Do Pirates Take Baths? by Kathy Tucker, illustrated by Nadine Bernard Westcott
Young children who are interested in pirates will enjoy this simple text, written in verse form, that answers 13 questions about the pirate life. The illustrations are cheerful watercolors, and show the pirates living their energetic, adventurous-and in this case, good-natured-lives. They only tie up their rivals, or capture their competitors’ ships for sport. (And yes, “when they smell very bad,” they do jump into the sea for a quick scrub!)
Don’t Mention Pirates by Sarah McConnell
Another pirate girl with an adventurous spirit! Scarlet lives in the house she inherited form her famous Grandma: Long Joan Silver! In this fun-and funny-swashbuckling story, Scarlet makes her brother walk the plank (into his wading pool!), sails the high seas in search of buried gold, and reclaims her pirate birthright. The energy in the illustrations adds to the playfulness of the story.

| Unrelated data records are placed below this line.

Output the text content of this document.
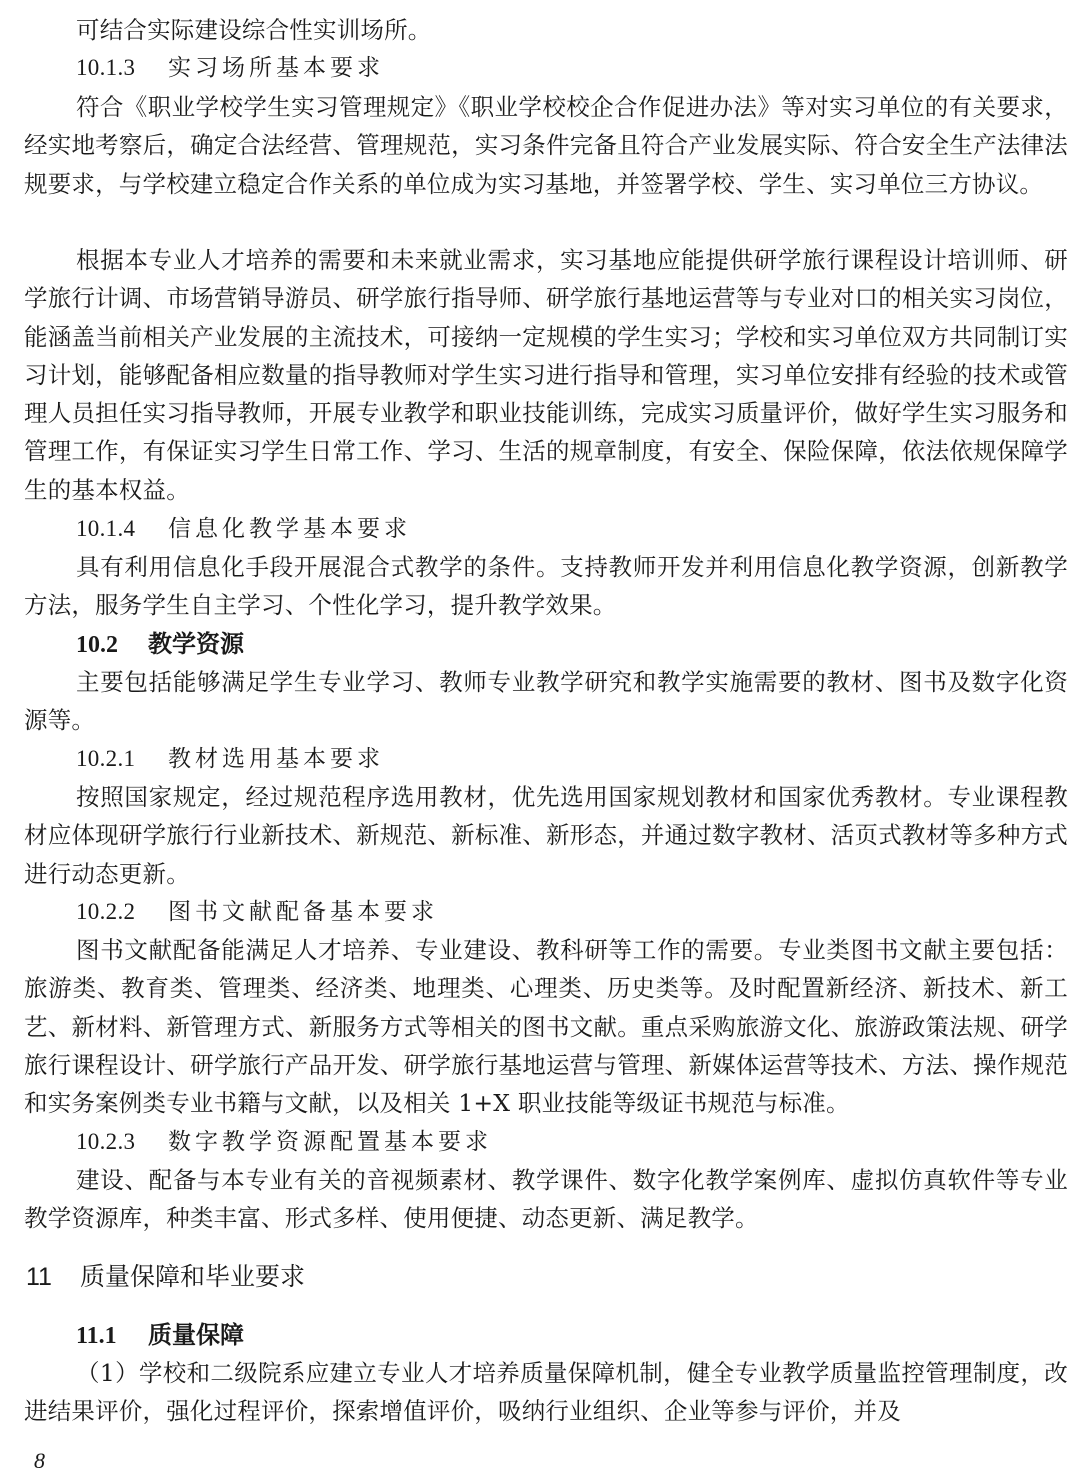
可结合实际建设综合性实训场所。

10.1.3 实习场所基本要求

符合《职业学校学生实习管理规定》《职业学校校企合作促进办法》等对实习单位的有关要求，经实地考察后，确定合法经营、管理规范，实习条件完备且符合产业发展实际、符合安全生产法律法规要求，与学校建立稳定合作关系的单位成为实习基地，并签署学校、学生、实习单位三方协议。

根据本专业人才培养的需要和未来就业需求，实习基地应能提供研学旅行课程设计培训师、研学旅行计调、市场营销导游员、研学旅行指导师、研学旅行基地运营等与专业对口的相关实习岗位，能涵盖当前相关产业发展的主流技术，可接纳一定规模的学生实习；学校和实习单位双方共同制订实习计划，能够配备相应数量的指导教师对学生实习进行指导和管理，实习单位安排有经验的技术或管理人员担任实习指导教师，开展专业教学和职业技能训练，完成实习质量评价，做好学生实习服务和管理工作，有保证实习学生日常工作、学习、生活的规章制度，有安全、保险保障，依法依规保障学生的基本权益。

10.1.4 信息化教学基本要求

具有利用信息化手段开展混合式教学的条件。支持教师开发并利用信息化教学资源，创新教学方法，服务学生自主学习、个性化学习，提升教学效果。

10.2 教学资源

主要包括能够满足学生专业学习、教师专业教学研究和教学实施需要的教材、图书及数字化资源等。

10.2.1 教材选用基本要求

按照国家规定，经过规范程序选用教材，优先选用国家规划教材和国家优秀教材。专业课程教材应体现研学旅行行业新技术、新规范、新标准、新形态，并通过数字教材、活页式教材等多种方式进行动态更新。

10.2.2 图书文献配备基本要求

图书文献配备能满足人才培养、专业建设、教科研等工作的需要。专业类图书文献主要包括：旅游类、教育类、管理类、经济类、地理类、心理类、历史类等。及时配置新经济、新技术、新工艺、新材料、新管理方式、新服务方式等相关的图书文献。重点采购旅游文化、旅游政策法规、研学旅行课程设计、研学旅行产品开发、研学旅行基地运营与管理、新媒体运营等技术、方法、操作规范和实务案例类专业书籍与文献，以及相关 1+X 职业技能等级证书规范与标准。

10.2.3 数字教学资源配置基本要求

建设、配备与本专业有关的音视频素材、教学课件、数字化教学案例库、虚拟仿真软件等专业教学资源库，种类丰富、形式多样、使用便捷、动态更新、满足教学。

11 质量保障和毕业要求

11.1 质量保障

（1）学校和二级院系应建立专业人才培养质量保障机制，健全专业教学质量监控管理制度，改进结果评价，强化过程评价，探索增值评价，吸纳行业组织、企业等参与评价，并及

8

Bubble Bath Pirates by Jarrett Krosoczka
This book came to our attention as we have become obsessed with one of the author’s other great works: Punk Farm. Krosoczka is a wonderful author who writes with a voice similar to Mo Willems and Jon Scieszka– it’s that fun and funny modern voice that kids love and relate to instantly. This simple book about two little boy pirates who have fun in the tub, then plunder the kitchen for ice cream is really appealing to young kids who love pirates, bath time and ice cream, but maybe aren’t as big fans of hair rinsing or pulling the plug from the drain.
Fun Pirate Websites
Stuff for Junior Pirates is the kid-version of the website from the creators of “Talk Like a Pirate Day.” International Talk Like a Pirate Day (ITLAPD) is a holiday parody invented in 1995 by John Baur (Ol’ Chumbucket) and Mark Summers (Cap’n Slappy), of Portland, Oregon, who proclaimed September 19th each year as the day when everyone in the world should talk like a pirate. For example, an observer of this holiday would greet friends not with “Hello,” but with “Ahoy, me hearty!” The holiday, and its observance, springs from a romanticized-and humorous–view of the Golden Age of Piracy.
In The Guide to Pirate Parenting, there is a wealth of resources, from nursery rhymes about pirates, to suggestions for how to raise pirate children. For the modern (suburban) pirate family!